# "Utah, Utah, Utah Man - I Cry?"



## GaryFish (Sep 7, 2007)

Just. Wow. 
https://www.msn.com/en-us/news/us/c...e-stress-of-final-exams/ar-AAwmrBg?li=BBnb7Kz

Figured humor was the best place to post this.

Go Utes! hehe.


----------



## Catherder (Aug 2, 2008)

You don't like the idea? I think BYU could institute it too, but they should put the first one in Lavell Edwards Stadium for the fans. The line might be a bit long though.


----------



## wyoming2utah (Sep 12, 2007)

Catherder said:


> You don't like the idea? I think BYU could institute it too, but they should put the first one in Lavell Edwards Stadium for the fans. The line might be a bit long though.

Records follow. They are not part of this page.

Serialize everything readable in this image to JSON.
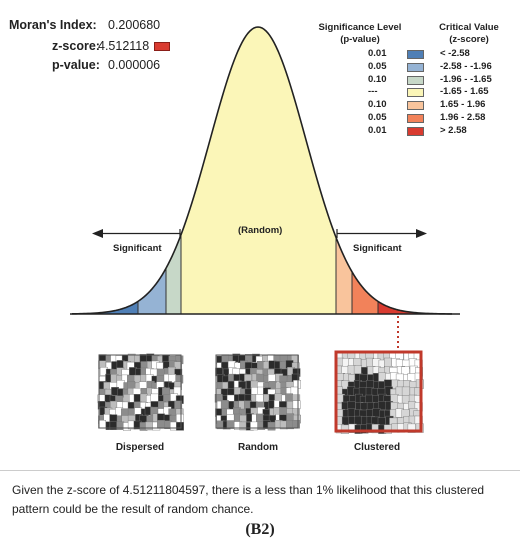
{
  "stats": {
    "morans_label": "Moran's Index:",
    "morans_value": "0.200680",
    "z_label": "z-score:",
    "z_value": "4.512118",
    "p_label": "p-value:",
    "p_value": "0.000006"
  },
  "legend": {
    "sig_header_1": "Significance Level",
    "sig_header_2": "(p-value)",
    "crit_header_1": "Critical Value",
    "crit_header_2": "(z-score)",
    "rows": [
      {
        "p": "0.01",
        "z": "< -2.58",
        "color": "#4f7fb6"
      },
      {
        "p": "0.05",
        "z": "-2.58 - -1.96",
        "color": "#95b3d4"
      },
      {
        "p": "0.10",
        "z": "-1.96 - -1.65",
        "color": "#c7d8c8"
      },
      {
        "p": "---",
        "z": "-1.65 - 1.65",
        "color": "#fbf6b8"
      },
      {
        "p": "0.10",
        "z": "1.65 - 1.96",
        "color": "#f9c49c"
      },
      {
        "p": "0.05",
        "z": "1.96 - 2.58",
        "color": "#f2825a"
      },
      {
        "p": "0.01",
        "z": "> 2.58",
        "color": "#d93b30"
      }
    ]
  },
  "curve": {
    "random_label": "(Random)",
    "significant_left": "Significant",
    "significant_right": "Significant"
  },
  "panels": {
    "dispersed": "Dispersed",
    "random": "Random",
    "clustered": "Clustered"
  },
  "caption": "Given the z-score of 4.51211804597, there is a less than 1% likelihood that this clustered pattern could be the result of random chance.",
  "figure_label": "(B2)"
}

After last night, the Jazz need one too!

I don't think BYU fans need a cry closet; they do it openly just fine!


----------



## GaryFish (Sep 7, 2007)

I texted the story to my daughter at Utah State. She said they have dog cuddling rooms in Logan for stressed out students.


----------



## Clarq (Jul 21, 2011)

I spent 4 years at the U, and let's just say... there are a lot of reasons to cry when you're a student at that place.



GaryFish said:


> I texted the story to my daughter at Utah State. She said they have dog cuddling rooms in Logan for stressed out students.


At USU, there's also a designated crying area at the testing center. They request that all episodes be kept to a maximum of 10 minutes.


----------



## ZEKESMAN (Sep 14, 2007)

GaryFish said:


> I texted the story to my daughter at Utah State. She said they have dog cuddling rooms in Logan for stressed out students.


How do I get the job as cuddle dog trainer at the University? Anyone? Vic


----------